Although built in 1948, the Hale telescope is still active today. Among its achievements, it was used to determine an accurate distance to the Andromeda Galaxy. It identified the optical counterparts to the first quasars. Today, it is one of the few telescopes that has successfully imaged planets around other stars. William Fowler, using data from the Hale telescope is the man who figured out how stars synthesize heavier elements from lighter ones. Years later, after he won the Nobel Prize, I would enjoy a beer with Dr. Fowler at the Capital Bar in Socorro, New Mexico.

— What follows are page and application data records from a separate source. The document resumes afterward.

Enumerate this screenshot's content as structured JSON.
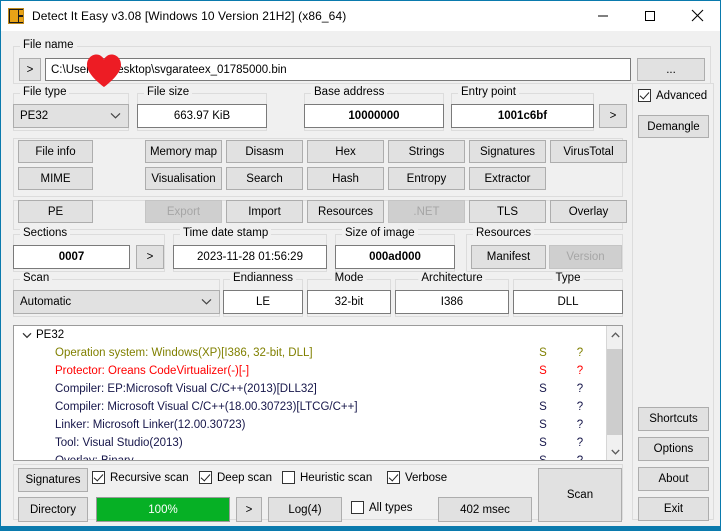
{
  "window": {
    "title": "Detect It Easy v3.08 [Windows 10 Version 21H2] (x86_64)",
    "icon": "die-app-icon",
    "minimize": "minimize-icon",
    "maximize": "maximize-icon",
    "close": "close-icon",
    "accent_color": "#0a7aad"
  },
  "file_name": {
    "caption": "File name",
    "browse_history_label": ">",
    "value": "C:\\Users\\♥\\Desktop\\svgarateex_01785000.bin",
    "value_prefix": "C:\\Users\\",
    "value_suffix": "\\Desktop\\svgarateex_01785000.bin",
    "open_label": "...",
    "sticker": "red-heart"
  },
  "file_type": {
    "caption": "File type",
    "value": "PE32"
  },
  "file_size": {
    "caption": "File size",
    "value": "663.97 KiB"
  },
  "base_address": {
    "caption": "Base address",
    "value": "10000000"
  },
  "entry_point": {
    "caption": "Entry point",
    "value": "1001c6bf",
    "goto_label": ">"
  },
  "advanced": {
    "label": "Advanced",
    "checked": true
  },
  "demangle": {
    "label": "Demangle"
  },
  "tool_buttons": {
    "row1": [
      {
        "label": "File info",
        "enabled": true
      },
      {
        "label": "Memory map",
        "enabled": true
      },
      {
        "label": "Disasm",
        "enabled": true
      },
      {
        "label": "Hex",
        "enabled": true
      },
      {
        "label": "Strings",
        "enabled": true
      },
      {
        "label": "Signatures",
        "enabled": true
      },
      {
        "label": "VirusTotal",
        "enabled": true
      }
    ],
    "row2": [
      {
        "label": "MIME",
        "enabled": true
      },
      {
        "label": "Visualisation",
        "enabled": true
      },
      {
        "label": "Search",
        "enabled": true
      },
      {
        "label": "Hash",
        "enabled": true
      },
      {
        "label": "Entropy",
        "enabled": true
      },
      {
        "label": "Extractor",
        "enabled": true
      }
    ],
    "row3": [
      {
        "label": "PE",
        "enabled": true
      },
      {
        "label": "Export",
        "enabled": false
      },
      {
        "label": "Import",
        "enabled": true
      },
      {
        "label": "Resources",
        "enabled": true
      },
      {
        "label": ".NET",
        "enabled": false
      },
      {
        "label": "TLS",
        "enabled": true
      },
      {
        "label": "Overlay",
        "enabled": true
      }
    ]
  },
  "sections": {
    "caption": "Sections",
    "value": "0007",
    "goto_label": ">"
  },
  "time_date_stamp": {
    "caption": "Time date stamp",
    "value": "2023-11-28 01:56:29"
  },
  "size_of_image": {
    "caption": "Size of image",
    "value": "000ad000"
  },
  "resources": {
    "caption": "Resources",
    "manifest_label": "Manifest",
    "manifest_enabled": true,
    "version_label": "Version",
    "version_enabled": false
  },
  "scan": {
    "caption": "Scan",
    "value": "Automatic"
  },
  "endianness": {
    "caption": "Endianness",
    "value": "LE"
  },
  "mode": {
    "caption": "Mode",
    "value": "32-bit"
  },
  "architecture": {
    "caption": "Architecture",
    "value": "I386"
  },
  "type": {
    "caption": "Type",
    "value": "DLL"
  },
  "results": {
    "root": {
      "label": "PE32",
      "expanded": true,
      "expander": "chevron-down-icon"
    },
    "rows": [
      {
        "label": "Operation system: Windows(XP)[I386, 32-bit, DLL]",
        "signature": "S",
        "info": "?",
        "color": "#808000"
      },
      {
        "label": "Protector: Oreans CodeVirtualizer(-)[-]",
        "signature": "S",
        "info": "?",
        "color": "#ff0000"
      },
      {
        "label": "Compiler: EP:Microsoft Visual C/C++(2013)[DLL32]",
        "signature": "S",
        "info": "?",
        "color": "#1a1a4e"
      },
      {
        "label": "Compiler: Microsoft Visual C/C++(18.00.30723)[LTCG/C++]",
        "signature": "S",
        "info": "?",
        "color": "#1a1a4e"
      },
      {
        "label": "Linker: Microsoft Linker(12.00.30723)",
        "signature": "S",
        "info": "?",
        "color": "#1a1a4e"
      },
      {
        "label": "Tool: Visual Studio(2013)",
        "signature": "S",
        "info": "?",
        "color": "#1a1a4e"
      },
      {
        "label": "Overlay: Binary",
        "signature": "S",
        "info": "?",
        "color": "#1a1a4e"
      }
    ],
    "scrollbar": {
      "up": "scroll-up-icon",
      "down": "scroll-down-icon"
    }
  },
  "scan_options": {
    "signatures_label": "Signatures",
    "directory_label": "Directory",
    "recursive_scan": {
      "label": "Recursive scan",
      "checked": true
    },
    "deep_scan": {
      "label": "Deep scan",
      "checked": true
    },
    "heuristic_scan": {
      "label": "Heuristic scan",
      "checked": false
    },
    "verbose": {
      "label": "Verbose",
      "checked": true
    },
    "all_types": {
      "label": "All types",
      "checked": false
    },
    "progress": {
      "value": "100%",
      "color": "#06b025"
    },
    "progress_more_label": ">",
    "log_label": "Log(4)",
    "elapsed": "402 msec",
    "scan_label": "Scan"
  },
  "side_buttons": {
    "shortcuts": "Shortcuts",
    "options": "Options",
    "about": "About",
    "exit": "Exit"
  }
}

The Hale Telescope’s primary mirror is 200 inches in diameter, or just a little over 5 meters. The telescope is owned and operated by the California Institute of Technology, which means only CalTech astronomers or their collaborators get a chance to use the facility. The Kitt Peak 4-meter telescope was built with Federal funding to give all astronomers an equal chance at access to a similar telescope. So, the two observatories are definitely cousins of a sort. In fact, one of Fowler’s collaborators, Dr. Geoffry Burbidge, was Kitt Peak’s director from 1978 until 1984.
I recently signed a contract for a new horror novel called The Astronomer’s Crypt. The observatory in the novel isn’t real, but rather an amalgam of observatories I know from around the Southwest. That said, it really struck me that Palomar has a lot in common with my fictional Carson Peak Observatory. Like most observatories, they’re in remote locations. There are small towns nearby, down the long, winding road away from the observatory. There are even nearby Indian casinos, like the novel’s Sacred Portals Casino! What’s more, the primary telescope in The Astronomer’s Crypt is a 5-meter, just a smidge smaller than the Palomar 200-inch! Also, like Palomar, the mountain has few telescopes. The Hale only shares the mountaintop with two other active telescopes. The 5-meter in The Astronomer’s Crypt only shares its mountain with one other telescope.
Also, as far as I know, there are no bodies buried in or near the Hale 200-telescope, but it does have a cool stairway worthy of good horror movie!